As the festival has grown over the past six years, there’s no doubt that it has started to attract a broader audience, bringing together a much larger community than just Santa Ana or even Orange County. Last Saturday was proof that families with strollers, moshing punk kids, local artists, and businesses can all enjoy, and ultimately benefit from, the same event. The music lineup alone was diverse enough that pretty much anyone could walk to any of the six stages and find something they could at least bob their head to.
The main East End stage, situated right in the middle of 4th and Spurgeon, featured hip-hop artists throughout the day, concluding with a short but climactic set by Hopsin. Other standout acts included DJ Carisma and Apollo Bebop, who set the tone for the rest of the day by rapping over nothing but drums in spite of a technical difficulty during his early set.
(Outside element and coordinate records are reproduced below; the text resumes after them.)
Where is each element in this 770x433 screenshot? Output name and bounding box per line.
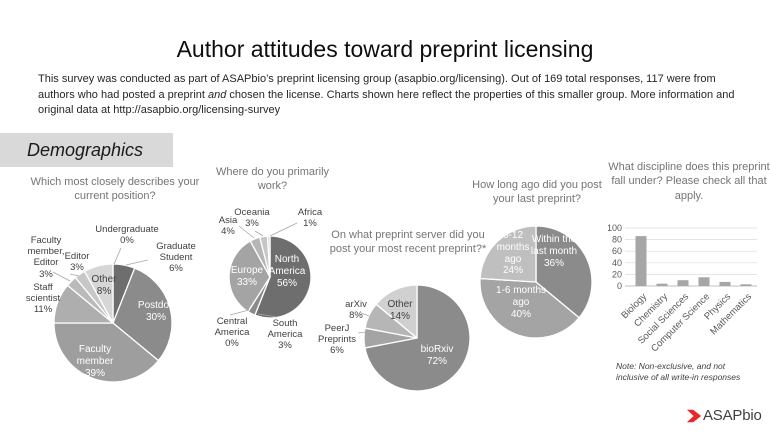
- slice-label: Africa: [297, 207, 323, 218]
- svg-text:0: 0: [617, 281, 622, 291]
- slice-label: bioRxiv: [420, 344, 454, 355]
- slice-label: Faculty member: [76, 344, 114, 367]
- chart-current-position: Which most closely describes your curren…: [15, 175, 215, 400]
- slice-pct: 39%: [84, 367, 105, 379]
- pie-label-asia: Asia 4%: [211, 215, 245, 237]
- slice-label: North America: [268, 254, 306, 277]
- pie-label-europe: Europe 33%: [226, 265, 268, 289]
- svg-text:20: 20: [612, 269, 622, 279]
- pie-label-africa: Africa 1%: [292, 207, 328, 229]
- pie-last-preprint-time: [479, 225, 593, 339]
- chart-title-current-position: Which most closely describes your curren…: [30, 176, 200, 203]
- slice-pct: 1%: [303, 218, 317, 230]
- slice-label: Staff scientist: [25, 282, 61, 305]
- section-label-demographics: Demographics: [0, 133, 173, 167]
- slice-pct: 14%: [389, 310, 410, 322]
- svg-text:60: 60: [612, 246, 622, 256]
- pie-primary-work: [228, 235, 312, 319]
- chart-title-primary-work: Where do you primarily work?: [215, 166, 330, 193]
- slice-pct: 0%: [120, 235, 134, 247]
- chart-title-preprint-server: On what preprint server did you post you…: [329, 229, 487, 256]
- pie-label-faculty-member-editor: Faculty member, Editor 3%: [21, 235, 71, 280]
- slice-label: Undergraduate: [95, 224, 159, 235]
- slice-pct: 0%: [225, 338, 239, 350]
- svg-text:100: 100: [608, 223, 622, 233]
- pie-label-biorxiv: bioRxiv 72%: [410, 344, 464, 368]
- chart-last-preprint-time: How long ago did you post your last prep…: [462, 178, 612, 348]
- slice-label: Graduate Student: [156, 241, 196, 264]
- intro-part2: chosen the license. Charts shown here re…: [38, 88, 735, 117]
- slice-label: Oceania: [234, 207, 270, 218]
- pie-label-within-last-month: Within the last month 36%: [528, 234, 580, 269]
- pie-preprint-server: [363, 284, 471, 392]
- intro-part1: This survey was conducted as part of ASA…: [38, 73, 716, 101]
- pie-label-central-america: Central America 0%: [209, 316, 255, 350]
- pie-label-faculty-member: Faculty member 39%: [65, 344, 125, 379]
- pie-label-oceania: Oceania 3%: [230, 207, 274, 229]
- slice-pct: 3%: [245, 218, 259, 230]
- slice-pct: 56%: [276, 277, 297, 289]
- chart-primary-work: Where do you primarily work? North Ameri…: [200, 165, 345, 360]
- slice-label: Other: [91, 274, 117, 285]
- chart-title-last-preprint-time: How long ago did you post your last prep…: [472, 179, 602, 206]
- slice-pct: 24%: [502, 265, 523, 277]
- slice-label: Faculty member, Editor: [27, 235, 65, 269]
- slice-label: Asia: [218, 215, 238, 226]
- chart-title-discipline: What discipline does this preprint fall …: [608, 161, 770, 202]
- pie-label-other: Other 8%: [83, 274, 125, 298]
- slice-pct: 6%: [330, 345, 344, 357]
- slice-pct: 33%: [236, 276, 257, 288]
- pie-label-postdoc: Postdoc 30%: [130, 300, 182, 324]
- pie-label-graduate-student: Graduate Student 6%: [148, 241, 204, 275]
- page-title: Author attitudes toward preprint licensi…: [176, 36, 594, 62]
- pie-label-peerj-preprints: PeerJ Preprints 6%: [315, 323, 359, 357]
- svg-text:40: 40: [612, 258, 622, 268]
- slice-pct: 72%: [426, 355, 447, 367]
- intro-text: This survey was conducted as part of ASA…: [38, 72, 746, 119]
- pie-label-other-server: Other 14%: [380, 299, 420, 323]
- chart-preprint-server: On what preprint server did you post you…: [315, 228, 486, 400]
- slice-pct: 6%: [169, 263, 183, 275]
- pie-label-arxiv: arXiv 8%: [339, 299, 373, 321]
- slice-label: 6-12 months ago: [496, 230, 530, 265]
- slice-label: Central America: [214, 316, 250, 339]
- slice-pct: 3%: [70, 262, 84, 274]
- slice-label: South America: [267, 318, 303, 341]
- slice-label: Postdoc: [137, 300, 175, 311]
- slice-label: Europe: [230, 265, 264, 276]
- pie-label-1-6-months: 1-6 months ago 40%: [495, 285, 547, 320]
- pie-label-undergraduate: Undergraduate 0%: [82, 224, 172, 246]
- footnote: Note: Non-exclusive, and not inclusive o…: [616, 361, 741, 383]
- asapbio-logo: ASAPbio: [686, 407, 762, 424]
- pie-current-position: [53, 263, 173, 383]
- slice-pct: 4%: [221, 226, 235, 238]
- slice-label: 1-6 months ago: [495, 285, 547, 308]
- pie-label-staff-scientist: Staff scientist 11%: [21, 282, 65, 316]
- slice-pct: 30%: [145, 311, 166, 323]
- pie-label-editor: Editor 3%: [60, 251, 94, 273]
- slice-label: Other: [387, 299, 413, 310]
- logo-text: ASAPbio: [703, 407, 762, 424]
- pie-label-6-12-months: 6-12 months ago 24%: [487, 230, 539, 277]
- slice-pct: 3%: [278, 340, 292, 352]
- slice-label: arXiv: [345, 299, 367, 310]
- slice-pct: 8%: [349, 310, 363, 322]
- slice-pct: 8%: [96, 285, 112, 297]
- slice-pct: 40%: [510, 308, 531, 320]
- slice-pct: 3%: [39, 268, 53, 280]
- intro-italic-word: and: [208, 88, 227, 101]
- slice-pct: 36%: [543, 257, 564, 269]
- slice-label: Within the last month: [530, 234, 578, 257]
- chart-discipline: What discipline does this preprint fall …: [608, 160, 770, 390]
- svg-text:80: 80: [612, 235, 622, 245]
- pie-label-south-america: South America 3%: [262, 318, 308, 352]
- chevron-icon: [686, 409, 702, 422]
- slice-label: PeerJ Preprints: [317, 323, 356, 346]
- slice-label: Editor: [64, 251, 90, 262]
- pie-label-north-america: North America 56%: [261, 254, 313, 289]
- slice-pct: 11%: [33, 304, 53, 316]
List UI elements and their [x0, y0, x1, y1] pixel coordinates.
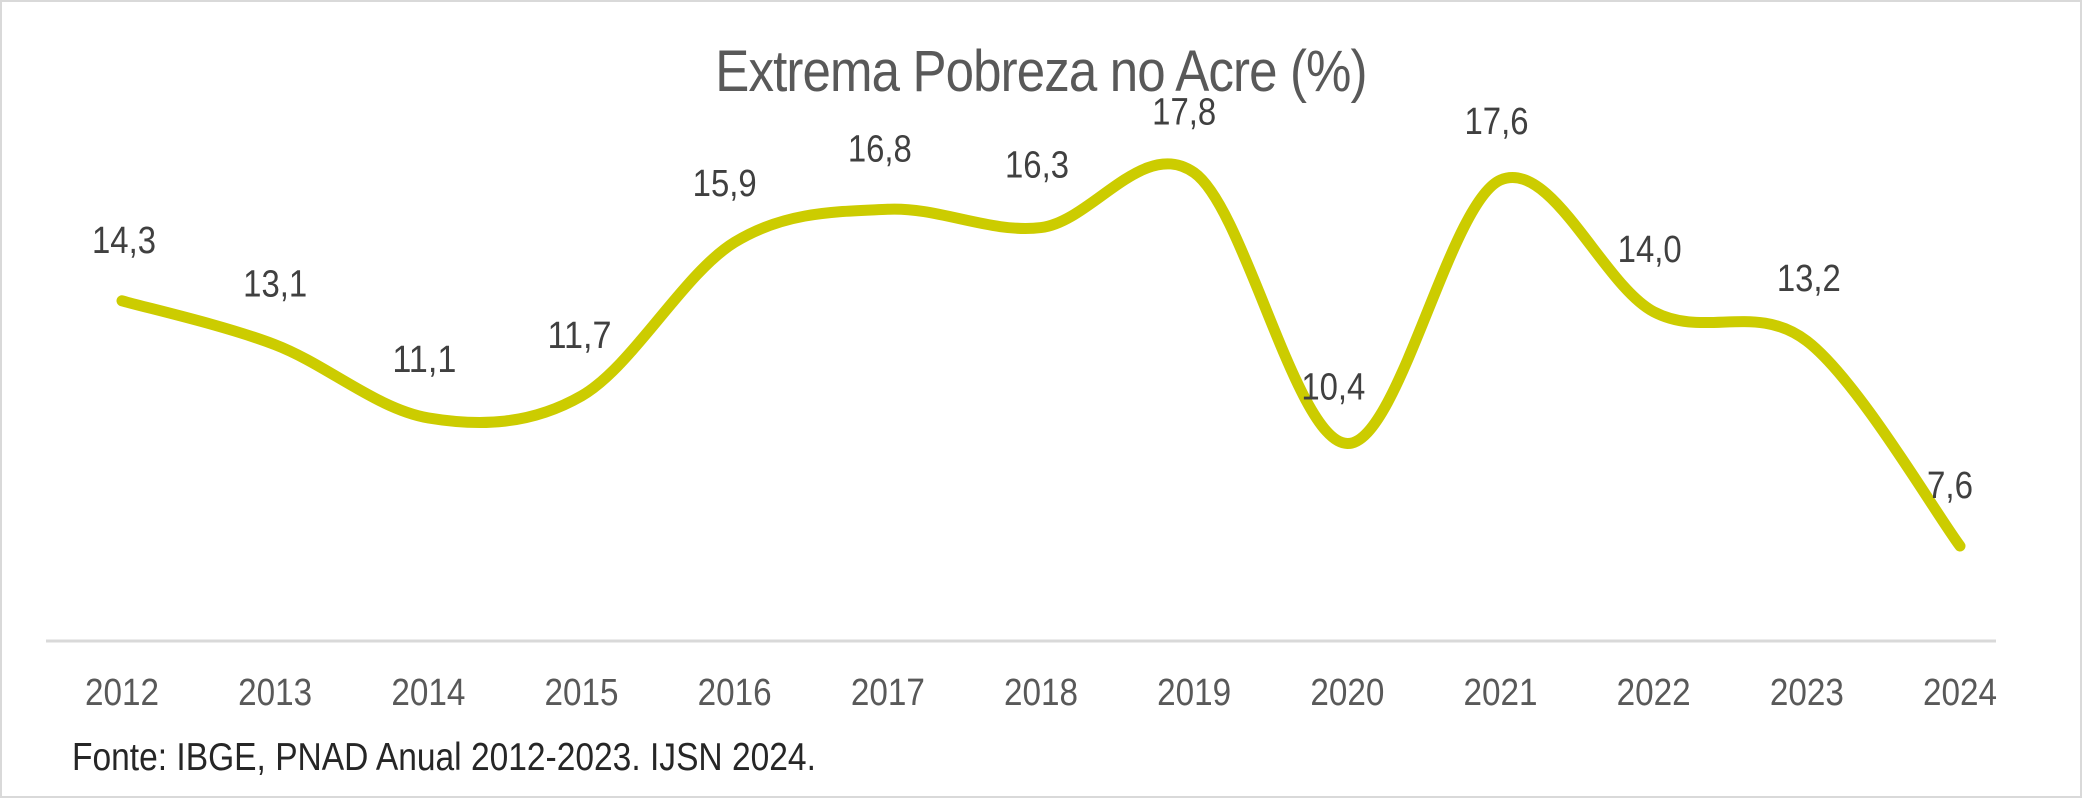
x-tick-label: 2012 — [85, 672, 159, 714]
x-tick-label: 2014 — [391, 672, 465, 714]
chart-title: Extrema Pobreza no Acre (%) — [715, 39, 1367, 104]
x-tick-label: 2023 — [1770, 672, 1844, 714]
x-tick-label: 2016 — [698, 672, 772, 714]
series-line — [116, 158, 1966, 552]
data-label: 13,2 — [1777, 258, 1841, 300]
x-tick-label: 2013 — [238, 672, 312, 714]
x-tick-label: 2021 — [1464, 672, 1538, 714]
x-tick-label: 2020 — [1310, 672, 1384, 714]
data-label: 11,1 — [392, 339, 456, 381]
data-label: 10,4 — [1301, 367, 1365, 409]
data-label: 17,6 — [1465, 101, 1529, 143]
x-tick-label: 2017 — [851, 672, 925, 714]
x-tick-label: 2022 — [1617, 672, 1691, 714]
data-label: 14,0 — [1618, 229, 1682, 271]
x-axis-ticks: 2012 2013 2014 2015 2016 2017 2018 2019 2020 2021… — [85, 672, 1997, 714]
data-label: 14,3 — [92, 220, 156, 262]
data-label: 16,8 — [848, 128, 912, 170]
data-labels: 14,3 13,1 11,1 11,7 15,9 16,8 16,3 17,8 10,4 17,6… — [92, 92, 1973, 507]
data-label: 7,6 — [1927, 465, 1973, 507]
data-label: 15,9 — [693, 163, 757, 205]
source-note: Fonte: IBGE, PNAD Anual 2012-2023. IJSN … — [72, 736, 816, 779]
x-tick-label: 2019 — [1157, 672, 1231, 714]
x-tick-label: 2015 — [545, 672, 619, 714]
x-tick-label: 2018 — [1004, 672, 1078, 714]
data-label: 11,7 — [548, 315, 612, 357]
x-tick-label: 2024 — [1923, 672, 1997, 714]
data-label: 13,1 — [243, 264, 307, 306]
data-label: 17,8 — [1152, 92, 1216, 134]
data-label: 16,3 — [1005, 145, 1069, 187]
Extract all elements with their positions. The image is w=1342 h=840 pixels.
While the other stages also featured an eclectic mix of artists, the Chucotown stage on the corner of 4th and French was a world of its own. Throughout the day, some of the biggest local indie and punk bands played what basically felt like a backyard DIY show in the middle of a city festival. Early acts included the likes of ska/ punk titans The Steadians, indie/ surf queens Ariel View, and local thrash/ hardcore staple Tanzler.
As the sun started to set, the stoney rock-n-roll trio Bodegas took the stage and the crowd seemed to almost double in size. Passing families looked on with amusement as teenagers moshed and danced with each other while the band blazed through a mix of new songs and fan favorites. “It was really fun,” says vocalist/guitarist Chris Swanson. “Often times we are not given the chance to have an all ages audience because most of the clubs we have been playing are either 18 or 21 [and over]. So it was refreshing to see a lot of the younger kids supporting the bands. [It] reminded us of when we were that age.”
Next, Chemical X, who’ve gained a reputation for being the hardest working hardcore band out of Fullerton in recent years, played a set that was probably the closest thing to an old school OC punk show most of the crowd will ever experience. The band even made a limited run of t-shirts for the event, featuring a clever Orange County take on a classic Keith Haring design.
While Hopsin was finishing the night on the East End Stage, hometown garage rock heroes Los Hurricanes were closing down the Chucotown stage around the corner. Their high-energy, Farfisa organ-driven set seemed to be the epitome of Orange County rock and roll. The fact that such different artists can play the same free event is exactly what East End Block Party is about.
It’d be difficult to find another festival in Orange County, let alone the rest of Southern California, that is as community-oriented as EEBP. From the Beat Swap Meet Pop-Up record fair to the vast selection of food and coffee vendors, there was quite literally something for nearly everyone. Fourth street wasn’t lined with countless corporate sponsors or food and artists from out of town: it was a space for local businesses, restaurants, and even a cannabis dispensary or two to connect with the city. More importantly, it was a space for members of the greater OC community to connect with each other.